Written at the time of the Democratic takeover of Congress, the book is not optimistic that the party of Franklin Roosevelt can transcend liberal, interest-group politics and promote a postindustrial, postmaterial agenda equipped to both grow the economy and slow climate change. Filing lawsuits against corporations is just so late twentieth century.

They bring many contemporary heavy-hitters to bear, including Thomas Kuhn ("The Structure of Scientific Revolutions"), Daniel Bell, and Francis Fukuyama. They invoke memories of old school favorites Nietzsche and Hegel.

Several passages are delicious, particularly the treatment of Robert Kennedy, Jr.'s obvious hypocrisy over the Cape Wind project, an elite case of NIMBY if ever there was one.

And the chapter devoted to Brazil should shame anybody who supports doing something about development in the Amazon forest without mentioning in the same breath the need for action reducing poverty in Rio's favelas. That the two problems are opposite sides of the same coin now seems too obvious.

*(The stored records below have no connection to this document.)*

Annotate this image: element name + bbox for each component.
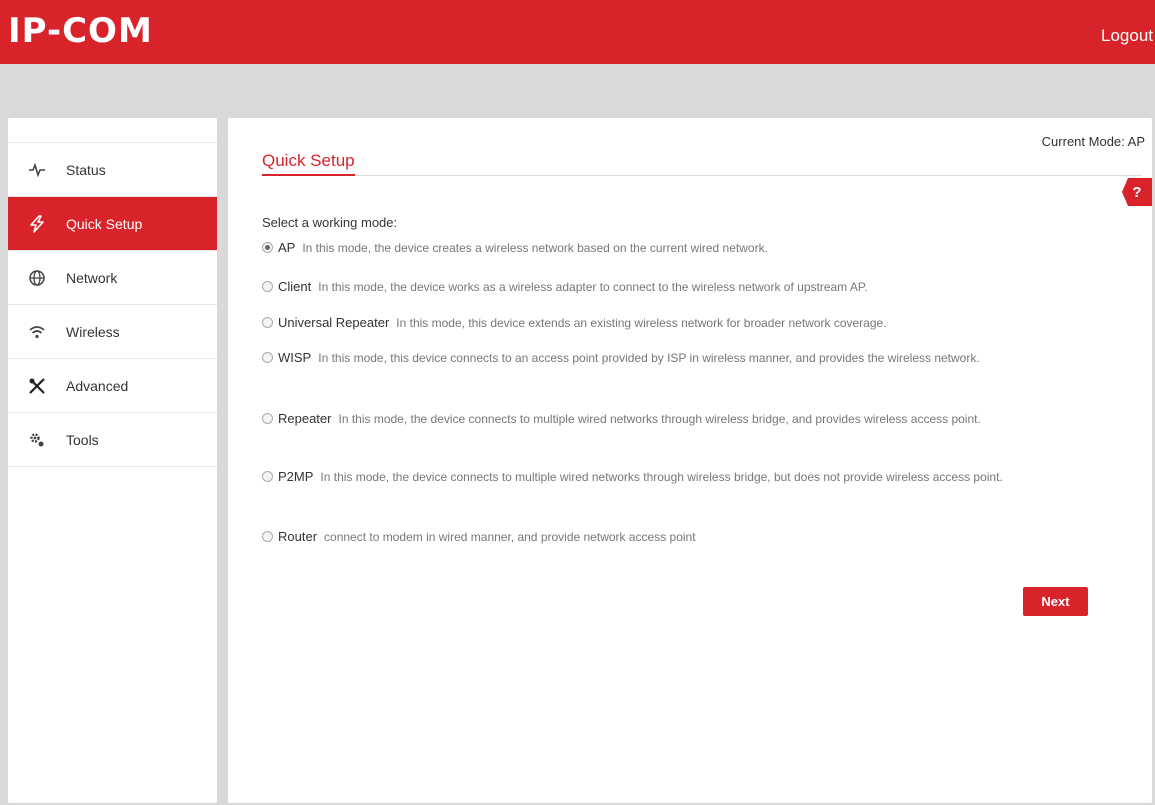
mode-name: Router (278, 529, 318, 544)
mode-desc: In this mode, the device works as a wire… (318, 280, 868, 294)
sidebar-item-label: Wireless (66, 323, 120, 340)
logout-link[interactable]: Logout (1101, 26, 1153, 46)
sidebar-item-label: Quick Setup (66, 215, 143, 232)
sidebar-item-network[interactable]: Network (8, 251, 217, 305)
mode-desc: In this mode, this device connects to an… (318, 351, 980, 365)
select-mode-label: Select a working mode: (262, 215, 398, 230)
gears-icon (26, 429, 48, 451)
radio-universal-repeater[interactable] (262, 317, 273, 328)
wifi-icon (26, 321, 48, 343)
mode-name: Repeater (278, 411, 332, 426)
sidebar-item-label: Tools (66, 431, 99, 448)
radio-ap[interactable] (262, 242, 273, 253)
ip-com-logo: IP-COM (8, 11, 153, 51)
globe-icon (26, 267, 48, 289)
sidebar-item-status[interactable]: Status (8, 143, 217, 197)
mode-option-repeater[interactable]: Repeater In this mode, the device connect… (262, 409, 1102, 429)
sidebar-item-wireless[interactable]: Wireless (8, 305, 217, 359)
mode-desc: In this mode, this device extends an exi… (396, 316, 887, 330)
title-bar: Quick Setup (262, 150, 1142, 176)
mode-option-ap[interactable]: AP In this mode, the device creates a wir… (262, 238, 1102, 258)
tools-cross-icon (26, 375, 48, 397)
mode-name: P2MP (278, 469, 314, 484)
sidebar-item-quick-setup[interactable]: Quick Setup (8, 197, 217, 251)
sidebar-menu: Status Quick Setup Network Wireless Adva… (8, 142, 217, 467)
current-mode-text: Current Mode: AP (1041, 134, 1145, 149)
radio-wisp[interactable] (262, 352, 273, 363)
sidebar-item-label: Advanced (66, 377, 129, 394)
bolt-icon (26, 213, 48, 235)
page-title: Quick Setup (262, 151, 355, 176)
sidebar: Status Quick Setup Network Wireless Adva… (8, 118, 217, 803)
mode-desc: In this mode, the device connects to mul… (320, 470, 1003, 484)
mode-option-p2mp[interactable]: P2MP In this mode, the device connects to… (262, 467, 1102, 487)
mode-desc: In this mode, the device connects to mul… (338, 412, 981, 426)
help-button[interactable]: ? (1122, 178, 1152, 206)
top-bar: IP-COM Logout (0, 0, 1155, 64)
mode-option-wisp[interactable]: WISP In this mode, this device connects t… (262, 348, 1102, 368)
mode-name: WISP (278, 350, 312, 365)
main-panel: Current Mode: AP Quick Setup ? Select a … (228, 118, 1152, 803)
mode-option-router[interactable]: Router connect to modem in wired manner, … (262, 527, 1102, 547)
radio-router[interactable] (262, 531, 273, 542)
sidebar-item-label: Network (66, 269, 118, 286)
mode-name: Universal Repeater (278, 315, 390, 330)
radio-repeater[interactable] (262, 413, 273, 424)
mode-desc: connect to modem in wired manner, and pr… (324, 530, 696, 544)
radio-client[interactable] (262, 281, 273, 292)
next-button[interactable]: Next (1023, 587, 1088, 616)
sidebar-item-advanced[interactable]: Advanced (8, 359, 217, 413)
mode-desc: In this mode, the device creates a wirel… (302, 241, 768, 255)
mode-name: Client (278, 279, 312, 294)
mode-option-universal-repeater[interactable]: Universal Repeater In this mode, this dev… (262, 313, 1102, 333)
pulse-icon (26, 159, 48, 181)
sidebar-item-tools[interactable]: Tools (8, 413, 217, 467)
mode-option-client[interactable]: Client In this mode, the device works as … (262, 277, 1102, 297)
radio-p2mp[interactable] (262, 471, 273, 482)
mode-name: AP (278, 240, 296, 255)
sidebar-item-label: Status (66, 161, 106, 178)
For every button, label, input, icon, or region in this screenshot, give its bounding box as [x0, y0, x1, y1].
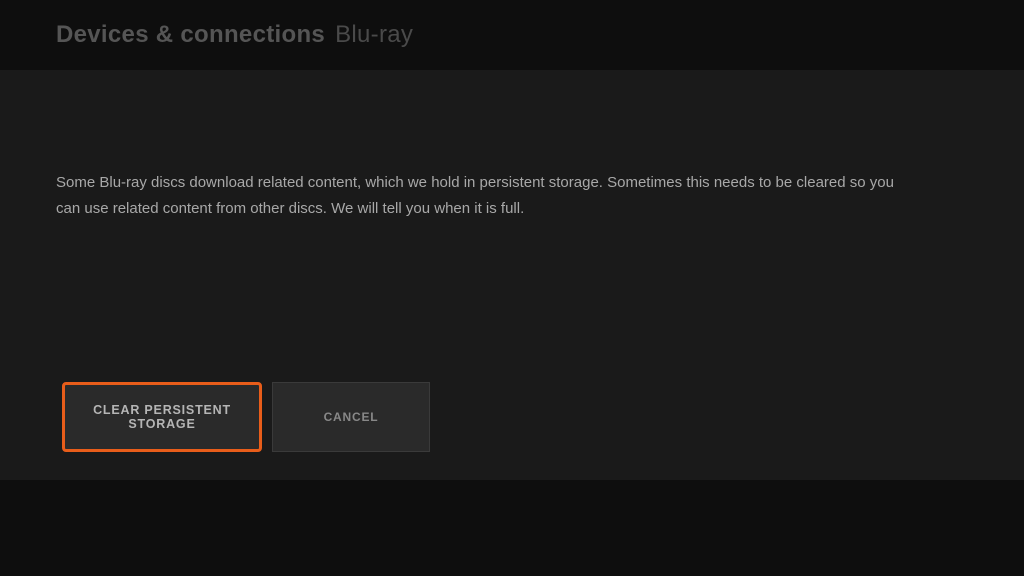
cancel-button[interactable]: CANCEL: [272, 382, 430, 452]
footer: [0, 480, 1024, 576]
content-area: Some Blu-ray discs download related cont…: [0, 70, 1024, 480]
header: Devices & connections Blu-ray: [0, 0, 1024, 70]
header-subtitle: Blu-ray: [335, 21, 413, 49]
clear-persistent-storage-button[interactable]: CLEAR PERSISTENT STORAGE: [62, 382, 262, 452]
description-text: Some Blu-ray discs download related cont…: [56, 70, 906, 223]
header-title: Devices & connections: [56, 21, 325, 49]
button-row: CLEAR PERSISTENT STORAGE CANCEL: [62, 382, 430, 452]
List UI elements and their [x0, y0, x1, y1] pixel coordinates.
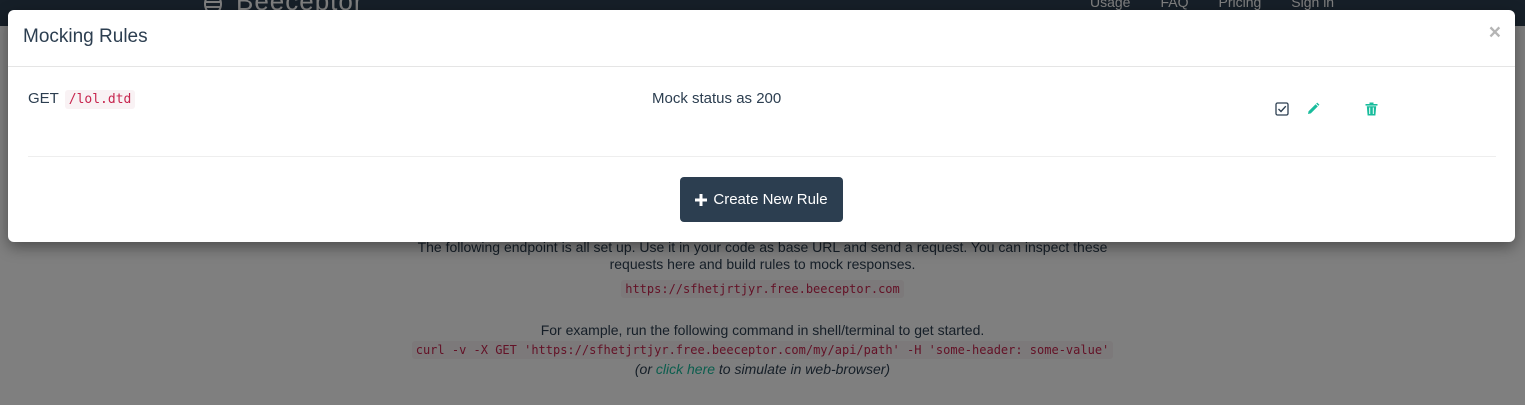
- modal-header: Mocking Rules ×: [8, 10, 1515, 67]
- rule-description: Mock status as 200: [652, 90, 782, 107]
- rule-method: GET: [28, 90, 59, 107]
- enable-checkbox-icon[interactable]: [1274, 101, 1290, 117]
- modal-title: Mocking Rules: [23, 26, 148, 47]
- rule-row: GET /lol.dtd Mock status as 200: [28, 67, 1496, 157]
- trash-icon[interactable]: [1363, 101, 1379, 117]
- rule-route: GET /lol.dtd: [28, 90, 136, 109]
- create-new-rule-button[interactable]: Create New Rule: [680, 177, 843, 222]
- rule-path: /lol.dtd: [64, 90, 136, 109]
- create-new-rule-label: Create New Rule: [713, 191, 828, 208]
- close-button[interactable]: ×: [1489, 22, 1501, 43]
- mocking-rules-modal: Mocking Rules × GET /lol.dtd Mock status…: [8, 10, 1515, 242]
- plus-icon: [695, 193, 708, 206]
- pencil-icon[interactable]: [1305, 101, 1321, 117]
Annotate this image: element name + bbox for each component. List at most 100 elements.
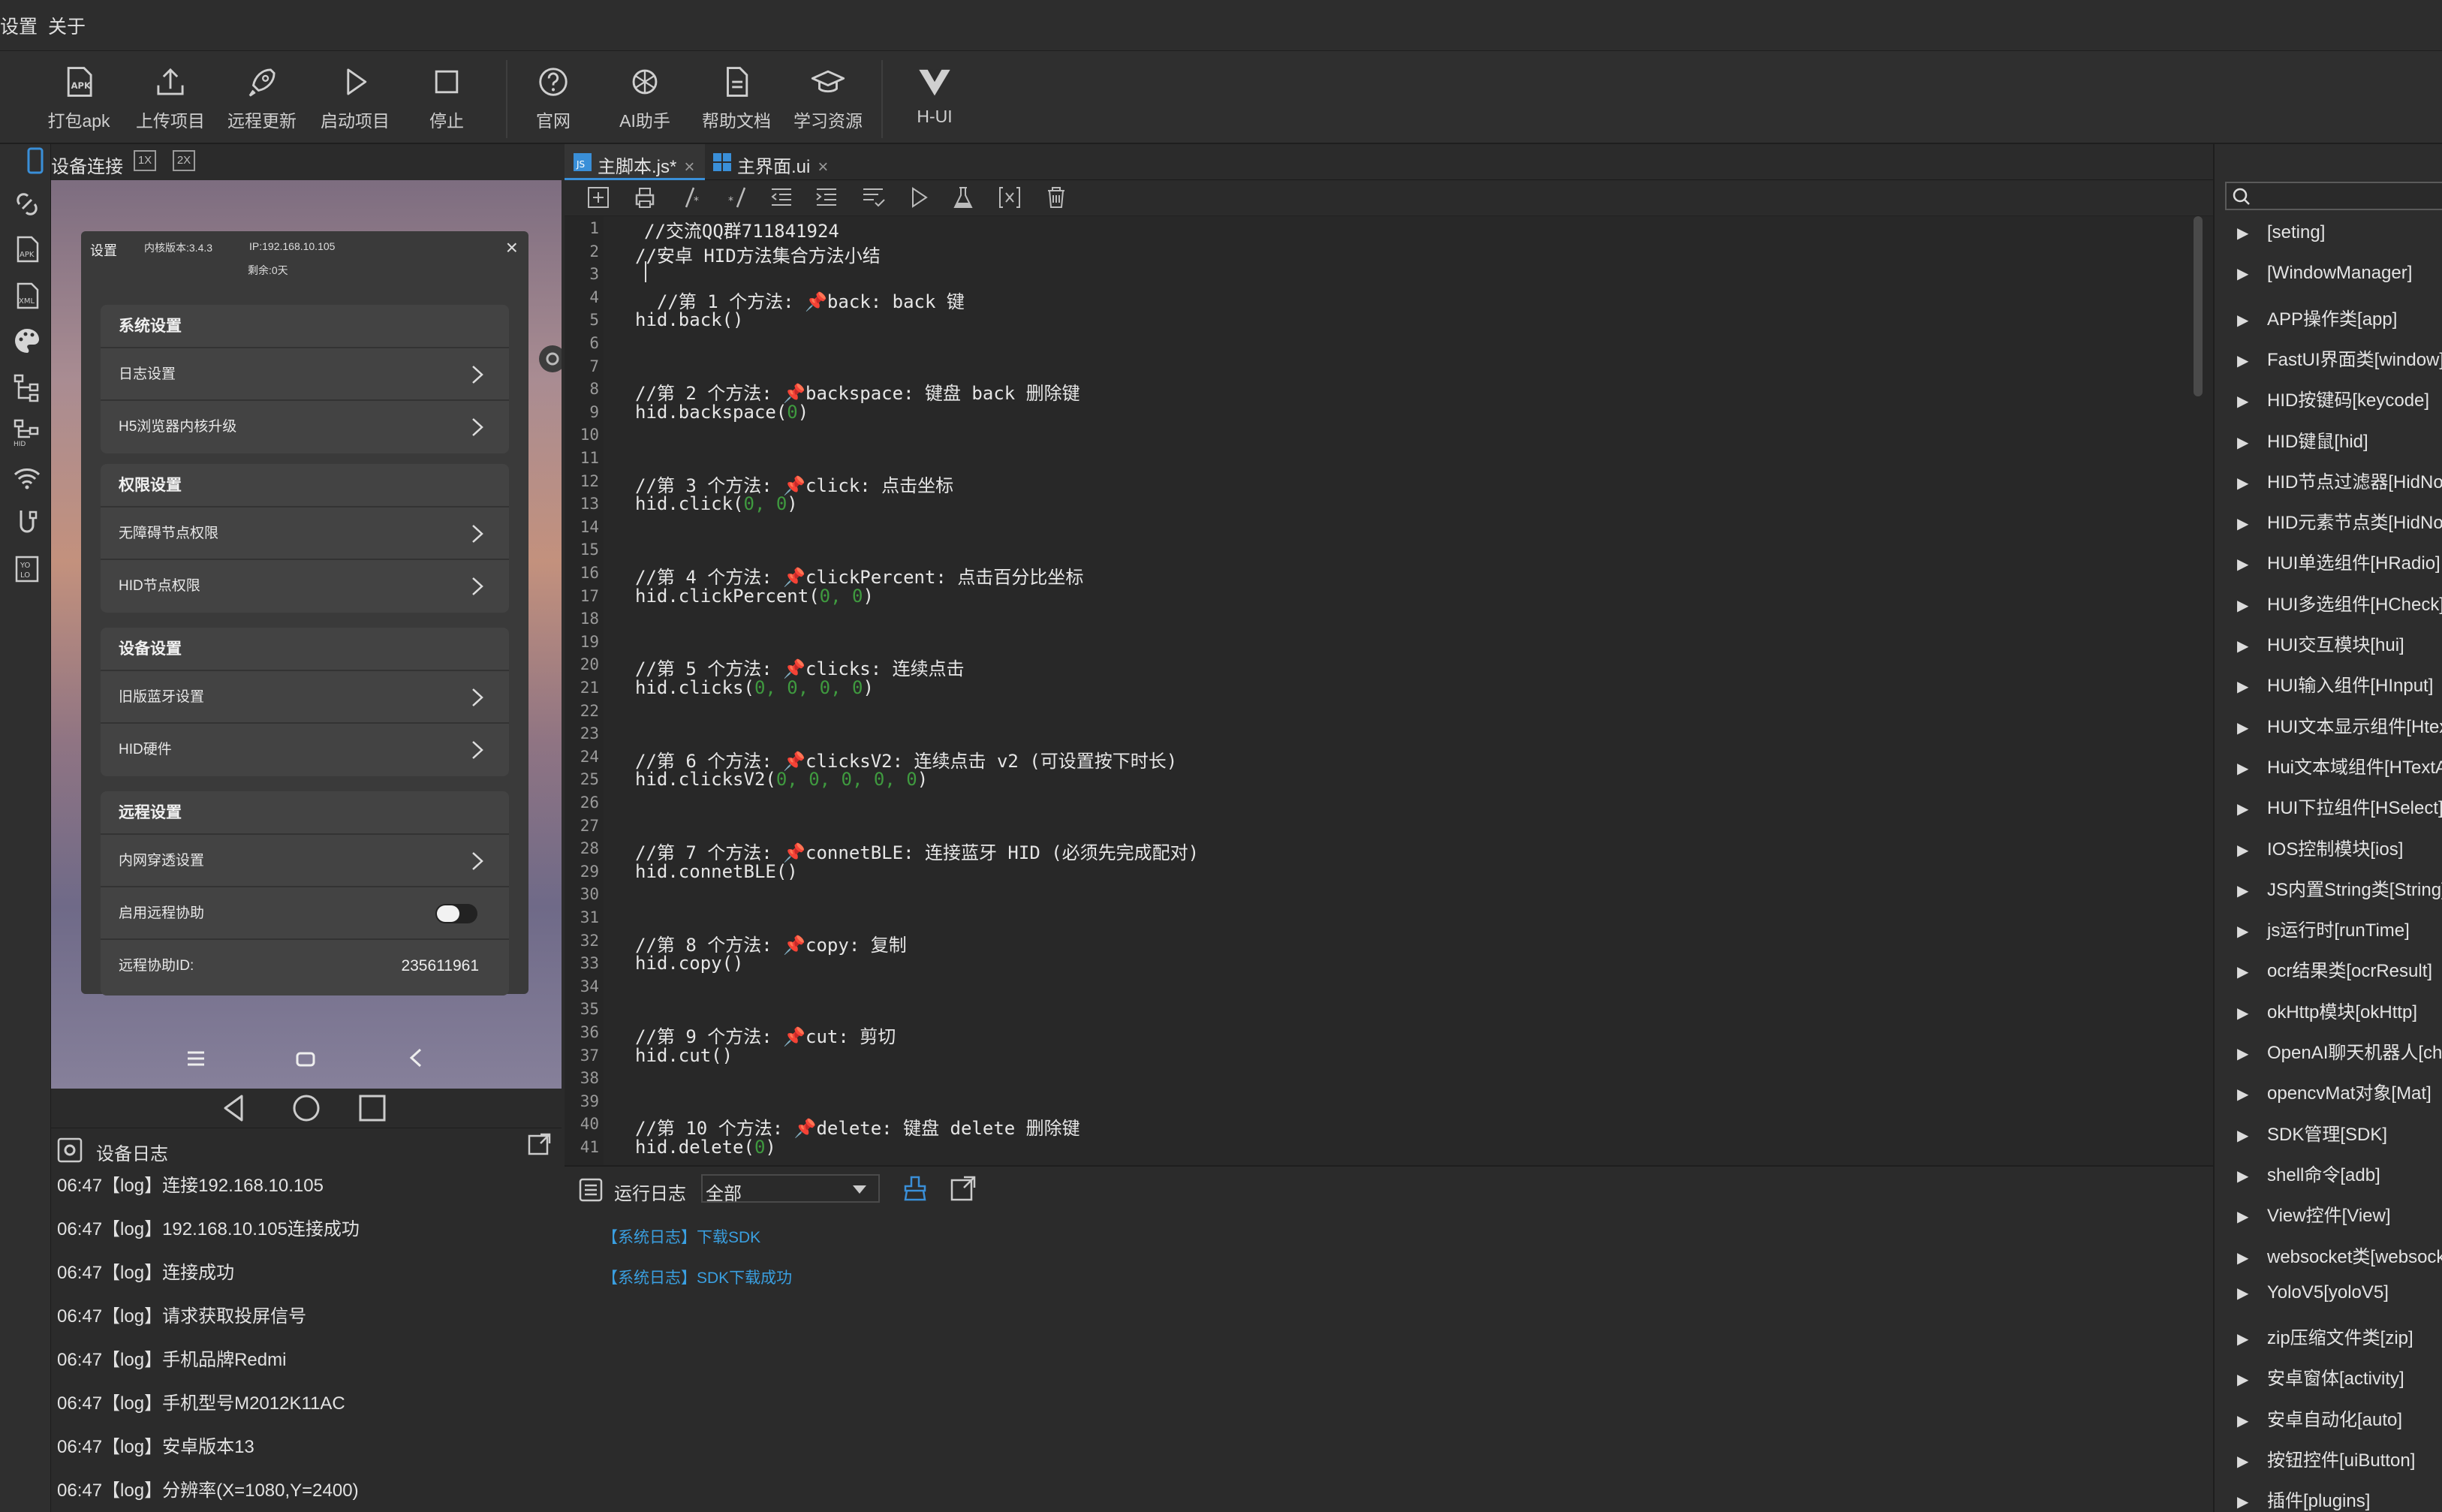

One of their enduring ideas with me is that environmentalism will have to re-invent itself along the lines of Rick Warren's Saddleback Church. Don't laugh. They make a convincing case that a mass movement that translates into anything meaningful politically will probably need to be spiritual and ingrained in people's everyday lives. Their term for such necessary groundwork is "pre-political."

If you doubt that what they say is true, look around you. How many people are talking with passion about what can be done positively with the climate crisis? Al Gore is the poster boy of environmental "eco-apocalypse"--great for laying out the science, but equally adept at scaring the shit out of young children.

Nordhaus and Shellenberger are the same guys who propose getting us accustomed to the idea of adapting to a hotter world. What's wrong with that? Cope with it we must, no matter how much or quickly we reduce carbon dioxide emissions.

It's clear to me that what they say is true about the untapped potential for change: people are hungry for an inspiring narrative. Both political parties and mainstream environmentalism don't offer one. Until they do, and until a massive Apollo-like green energy program is launched, harnessing the great talents, energies, and aspirations of Americans, we will be left with buying compact fluorescent bulbs and trying to feel good about it.

P.S. Ted Nordhaus is not to be confused with his uncle, Yale economist William Nordhaus, who writes extensively about the economics of climate change.